25 Years | 25 Stories – Dr. Lydia Prado

Dr. Lydia Prado, Vice President of Child and Family Services

Designing Something New by Integrating Cultural Competence

Hailing from Los Angeles’ East Side, Lydia Prado grew up feeling culturally enriched, speaking both English and Spanish, and thriving in a community where she was surrounded by many talented, creative and resilient people. When she left to attend college, she was surprised to learn that the mainstream and academic view of her community was filtered through a lens of deficits rather than strengths. She earned her doctorate at the University of Denver and later served on its faculty. Today, as Vice President of Child and Family Services at the WellPower, Dr. Prado weaves together evidence-based best practices with respect and understanding of diverse cultural strengths to develop more effective, holistic approaches to services. She is directing the development of the new Dahlia Campus for Health and Well-Being which will embody this integrated strategy. It will open in 2015.

When I finished my undergraduate degree, I chose to attend graduate school in clinical psychology rather than going to medical school. I was drawn to research because my life experiences did not jive with what I was learning in the classroom. A research doctorate would get me closer to reconciling these seemingly opposing worldviews.
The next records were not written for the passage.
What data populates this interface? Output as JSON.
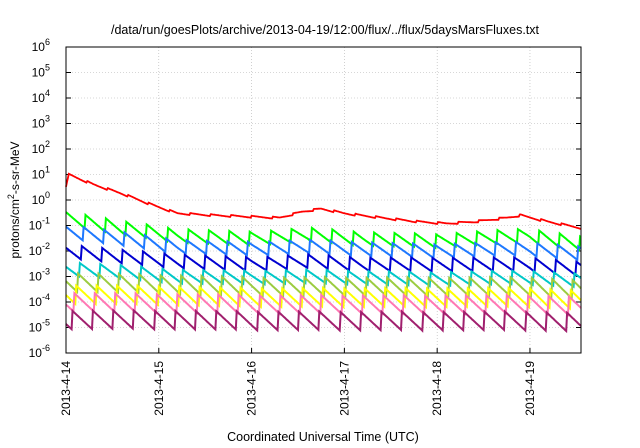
{
  "chart_data": {
    "type": "line",
    "title": "/data/run/goesPlots/archive/2013-04-19/12:00/flux/../flux/5daysMarsFluxes.txt",
    "xlabel": "Coordinated Universal Time (UTC)",
    "ylabel": "protons/cm²-s-sr-MeV",
    "ylabel_parts": [
      "protons/cm",
      "2",
      "-s-sr-MeV"
    ],
    "yscale": "log",
    "ylim_exponents": [
      -6,
      6
    ],
    "yticks": [
      {
        "base": "10",
        "exp": "6"
      },
      {
        "base": "10",
        "exp": "5"
      },
      {
        "base": "10",
        "exp": "4"
      },
      {
        "base": "10",
        "exp": "3"
      },
      {
        "base": "10",
        "exp": "2"
      },
      {
        "base": "10",
        "exp": "1"
      },
      {
        "base": "10",
        "exp": "0"
      },
      {
        "base": "10",
        "exp": "-1"
      },
      {
        "base": "10",
        "exp": "-2"
      },
      {
        "base": "10",
        "exp": "-3"
      },
      {
        "base": "10",
        "exp": "-4"
      },
      {
        "base": "10",
        "exp": "-5"
      },
      {
        "base": "10",
        "exp": "-6"
      }
    ],
    "xlim_days": [
      0,
      5.55
    ],
    "xticks": [
      "2013-4-14",
      "2013-4-15",
      "2013-4-16",
      "2013-4-17",
      "2013-4-18",
      "2013-4-19"
    ],
    "grid": true,
    "series": [
      {
        "color": "#ff0000",
        "points": [
          [
            0,
            3
          ],
          [
            0.03,
            10
          ],
          [
            0.3,
            4
          ],
          [
            0.6,
            1.8
          ],
          [
            0.9,
            0.7
          ],
          [
            1.2,
            0.3
          ],
          [
            1.6,
            0.25
          ],
          [
            2.0,
            0.22
          ],
          [
            2.3,
            0.2
          ],
          [
            2.55,
            0.35
          ],
          [
            2.75,
            0.45
          ],
          [
            3.0,
            0.3
          ],
          [
            3.4,
            0.2
          ],
          [
            3.8,
            0.14
          ],
          [
            4.1,
            0.12
          ],
          [
            4.4,
            0.14
          ],
          [
            4.75,
            0.2
          ],
          [
            4.9,
            0.25
          ],
          [
            5.2,
            0.14
          ],
          [
            5.55,
            0.08
          ]
        ]
      },
      {
        "color": "#00ff00",
        "points": [
          [
            0,
            0.2
          ],
          [
            0.6,
            0.08
          ],
          [
            1.2,
            0.04
          ],
          [
            2.0,
            0.03
          ],
          [
            2.6,
            0.045
          ],
          [
            3.2,
            0.03
          ],
          [
            4.0,
            0.025
          ],
          [
            4.6,
            0.035
          ],
          [
            5.0,
            0.04
          ],
          [
            5.55,
            0.02
          ]
        ]
      },
      {
        "color": "#1e78ff",
        "points": [
          [
            0,
            0.06
          ],
          [
            0.6,
            0.03
          ],
          [
            1.2,
            0.015
          ],
          [
            2.0,
            0.012
          ],
          [
            2.6,
            0.015
          ],
          [
            3.2,
            0.012
          ],
          [
            4.0,
            0.01
          ],
          [
            4.6,
            0.012
          ],
          [
            5.0,
            0.012
          ],
          [
            5.55,
            0.008
          ]
        ]
      },
      {
        "color": "#0000d0",
        "points": [
          [
            0,
            0.01
          ],
          [
            0.6,
            0.006
          ],
          [
            1.2,
            0.004
          ],
          [
            2.0,
            0.003
          ],
          [
            2.6,
            0.004
          ],
          [
            3.2,
            0.003
          ],
          [
            4.0,
            0.003
          ],
          [
            4.6,
            0.003
          ],
          [
            5.0,
            0.003
          ],
          [
            5.55,
            0.002
          ]
        ]
      },
      {
        "color": "#00c8c8",
        "points": [
          [
            0,
            0.002
          ],
          [
            0.6,
            0.0015
          ],
          [
            1.2,
            0.001
          ],
          [
            2.0,
            0.0009
          ],
          [
            2.6,
            0.001
          ],
          [
            3.2,
            0.0009
          ],
          [
            4.0,
            0.0008
          ],
          [
            4.6,
            0.0009
          ],
          [
            5.0,
            0.0009
          ],
          [
            5.55,
            0.0007
          ]
        ]
      },
      {
        "color": "#9ccc40",
        "points": [
          [
            0,
            0.0006
          ],
          [
            1.0,
            0.0005
          ],
          [
            2.0,
            0.0004
          ],
          [
            3.0,
            0.0004
          ],
          [
            4.0,
            0.0004
          ],
          [
            5.0,
            0.0004
          ],
          [
            5.55,
            0.0003
          ]
        ]
      },
      {
        "color": "#ffff00",
        "points": [
          [
            0,
            0.0002
          ],
          [
            1.0,
            0.00018
          ],
          [
            2.0,
            0.00015
          ],
          [
            3.0,
            0.00015
          ],
          [
            4.0,
            0.00015
          ],
          [
            5.0,
            0.00015
          ],
          [
            5.55,
            0.00012
          ]
        ]
      },
      {
        "color": "#ff78b4",
        "points": [
          [
            0,
            0.0001
          ],
          [
            1.0,
            9e-05
          ],
          [
            2.0,
            8e-05
          ],
          [
            3.0,
            8e-05
          ],
          [
            4.0,
            8e-05
          ],
          [
            5.0,
            8e-05
          ],
          [
            5.55,
            7e-05
          ]
        ]
      },
      {
        "color": "#a0206e",
        "points": [
          [
            0,
            2e-05
          ],
          [
            1.0,
            2e-05
          ],
          [
            2.0,
            1.8e-05
          ],
          [
            3.0,
            1.8e-05
          ],
          [
            4.0,
            1.8e-05
          ],
          [
            5.0,
            1.8e-05
          ],
          [
            5.55,
            1.6e-05
          ]
        ]
      }
    ]
  }
}
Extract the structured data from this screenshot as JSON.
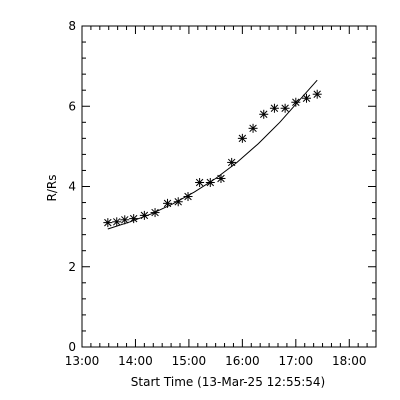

I focused my graduate work on strength-based interventions with particular attention to embedding cross-cultural lenses. I valued cultural competence, believing you have to make any strategy in prevention and intervention meaningful to the folks you are serving. For example, there are abundant ways to raise healthy children, so we have had to learn how to modify and revise best practices to work with different populations with different strengths and ways of being. In my academic experience, I saw programs typically developed based on the cultural majority—a well-resourced nuclear family model with an emphasis on autonomy, independence and individualization. This is but one version of mental health.

As we build the new Dahlia Campus for Health and Well-Being, we have the opportunity to truly collaborate across cultures. We are taking the best of academia, cultural competence expertise, community-based participatory research practices and community experience and input to design something new. We are leveraging multiple partners to build a campus that will resonate with the community, staff, our whole organization and the mental health field overall.

We have to get beyond fracturing care. This is our opportunity to be less narrow and more integrative in our approach. We have broken ground following two years of conversations with, and lots of listening to, natural leaders in the community, neighbors, and resident groups invested in the community. There are many strengths to build on and amazing things are happening.

The Dahlia Campus will have many doors to walk through, even a garden and greenhouse. We want to support families and individuals comprehensively, so we have to think about the food people are eating, the means by which they arrive, the precautions taken for their safety, and the most appropriate level of care. It’s about overall well-being. What we hope to see are healthier children, healthier families, healthier neighbors, and a thriving community. We don’t know of anything else quite like it.